Читаем полностью

Чтобы оправдать себя, «я», конечно же, может пойти по другому пути — сделать попытку постичь себя в тотальности. На этом, как нам кажется, основывается свобода, которой вдохновляется философия от Спинозы до Гегеля; эта философия, вопреки Декарту, лишает истину ее характера свободного деяния и помещает ее так, что в лоне безличностного разума исчезает противостояние «я» и «не-я». Свобода не сохраняется, она сводится к отражению универсального порядка, который сам себя обосновывает и сохраняет, — как Бог при онтологической аргументации. Это исключительное преимущество универсального порядка — поддерживать и обосновывать себя, — находящегося за пределами все еще субъективного действия картезианской воли, составляет божественное достоинство этого порядка. Так, познание — это путь, где свобода изобличает свой случайный характер и растворяется в тотальности. На самом деле этот путь скрывает древнюю победу Самотождественного над Другим. Если, таким образом, свобода перестает поддерживаться произволом одиночной уверенности в очевидном и если единое объединяется с без-личностной реальностью божественного, то в этом возвышении «я» исчезает. Для западной философской традиции любое отношение между Самотождественным и Другим, если в нем уже не отдается приоритет Самотождественному, сводится к безличному отношению, свойственному универсальному порядку. Сама философия превращается в замещение людей понятиями, собеседника — темой, внешнего характера обращения — внутренним построением логического отношения. Существующие люди сводятся к Нейтральности идеи, бытия, понятия.
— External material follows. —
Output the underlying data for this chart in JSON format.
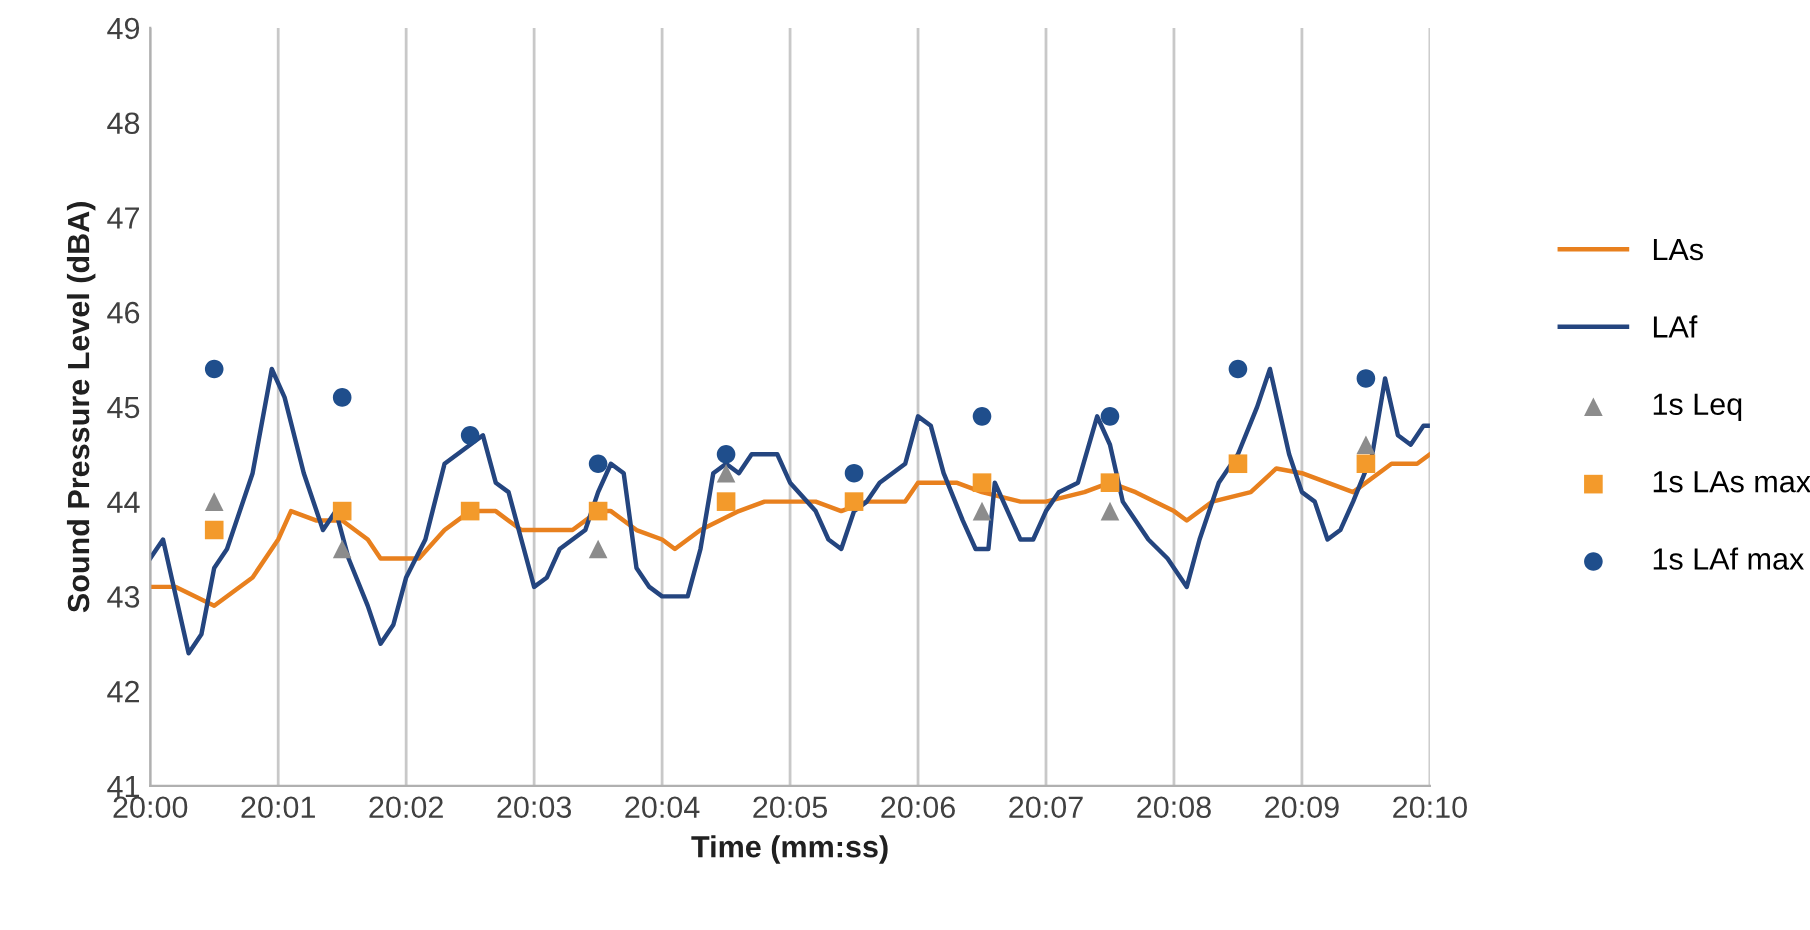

Именно для того, чтобы избежать самоуправства свободы и ее растворения в Нейтральном, мы сопоставили «я» как атеистическое, сотворенное — свободное, но способное выходить за пределы своей обусловленности, — и Другого, который, как Другой, не поддается «тематизации» или «концептуализации». Стремиться избежать растворения в Нейтральном, полагать знание как приятие Другого не значит благоговейно поддерживать идею духовности личностного Бога: речь идет о языке, без которого философский дискурс был бы всего лишь неудавшимся актом, поводом для психоанализа, филологии, социологии с их беспрерывным процессом, в которых то, что внешне выглядит дискурсом, растворяется в Целом. Говорить — предполагает возможность прерывать речь, начинать с начала.

Говорить о познании как о самом существовании сотворенного, как о прорыве за пределы обстоятельств навстречу Другому, имеющему основополагающий характер, значит порвать с целой философской традицией, искавшей обоснования «я» в самом «я», вне гетерономии. Мы полагаем, что высшим смыслом познания является не существование для-себя: он — в том, что «я» ставится под вопрос, он — в обращении к тому, что предшествует «я», — к присутствию Другого. Присутствие Иного — эта особого рода гетерономия — не только не ущемляет свободу, но содействует ей. Стыд за себя, присутствие Иного и желание Иного не являются отрицанием знания: знание само является их составной частью. Суть разума не в том, чтобы обеспечивать человеку обоснование и возможности, а в том, чтобы ставить его под вопрос и склонять к справедливости.

Таким образом, задача метафизики не в обращении к тому, чем является «для-себя» в лоне «я», не в поисках прочной опоры для радикального постижения бытия. Высшей ее целью не является реализация девиза «познай самого себя». И не потому, что «для-себя» ограниченно или злонамеренно, а потому, что «для-себя» само по себе — это свобода, и только, — то есть оно самоуправно и неоправданно, и в этом смысле оно отталкивает; оно — это «я» как эгоизм. Атеизм «я», разумеется. означает отказ от соучастия и, следовательно, от возможности искать самооправдания, то есть означает зависимость от внешних обстоятельств, но при этом такая зависимость не поглощает зависимое бытие, опутывая его невидимыми нитями. То есть это зависимость, которая одновременно поддерживает независимость. Таково отношение лицом-к-лицу. В поисках истины, в этом сугубо индивидуальном деле.

которое, как считал Декарт, всегда сводилось к свободе индивида, атеизм утверждался как атеизм. Однако его критический дух выводит индивида за пределы собственной свободы. Единство спонтанной свободы, движущейся прямо перед собой, и критики, где свобода может себя ставить под вопрос и, таким образом, сама себя опережать, называется творением (cr'eature). Чудо творения (cr'eation) состоит не только в том, что оно — творение ex nihilo, но и в том, что оно приводит к появлению существа, способного воспринять откровение, усвоить, что оно существо сотворенное, могущего само себя ставить под вопрос. Чудо творения заключается в создании морального существа. А это предполагает именно атеизм, но одновременно и выход за его пределы, чувство стыда за самоуправство свободы, которая его порождает.